Carey flinched. But as Dayna scowled at him, he gathered himself and said, "We'll just have to hope his desire to be a horse again is stronger than his hatred. Because cooperating with us is his only chance for that to happen."

Even Suliya looked unhappy, as if suddenly realizing in what she'd become involved. "It's not so bad, being human," she said in a low voice, not quite looking at Jess. "You spend most of your time that way now."

"Not so bad," Jess said. "Because I have a choice."

Carey rubbed the heel of his hand against the side of his thigh, his expression masked by fatigue. "Just see what you can do to help him along." The words sounded dragged out of him; Dayna realized anew that he hadn't rested after the rough transition between worlds. She'd haul him into the guest room to rest if she had to; they needed to be in top form to get through this. All of them. Ready for anything.
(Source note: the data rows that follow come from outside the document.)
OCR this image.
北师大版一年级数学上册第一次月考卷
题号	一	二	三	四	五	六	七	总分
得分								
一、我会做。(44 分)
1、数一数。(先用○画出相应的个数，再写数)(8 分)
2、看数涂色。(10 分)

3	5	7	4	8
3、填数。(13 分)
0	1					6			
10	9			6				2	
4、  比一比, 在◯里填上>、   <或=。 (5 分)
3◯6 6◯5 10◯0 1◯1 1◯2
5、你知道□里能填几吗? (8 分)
Jess answered by reentering the stall; the palomino instantly stopped his struggle with the tunic, letting it settle back into place. Having been chastised once, he didn't quite puff himself up as before, but watched her from the back of the stall with a certain wariness, clearly working up to redisplaying his magnificence for her.

She changed the angle of her head, turned, and lifted her leg just enough so only her toes touched the bedding. Instantly sulky, he subsided.

"Burnin' poot," Suliya said, wonder-struck tones entirely at odds with her youthful slang. "It's just like watching two horses, clear as anything."

"That," Dayna said, looking at Carey, "is exactly the point."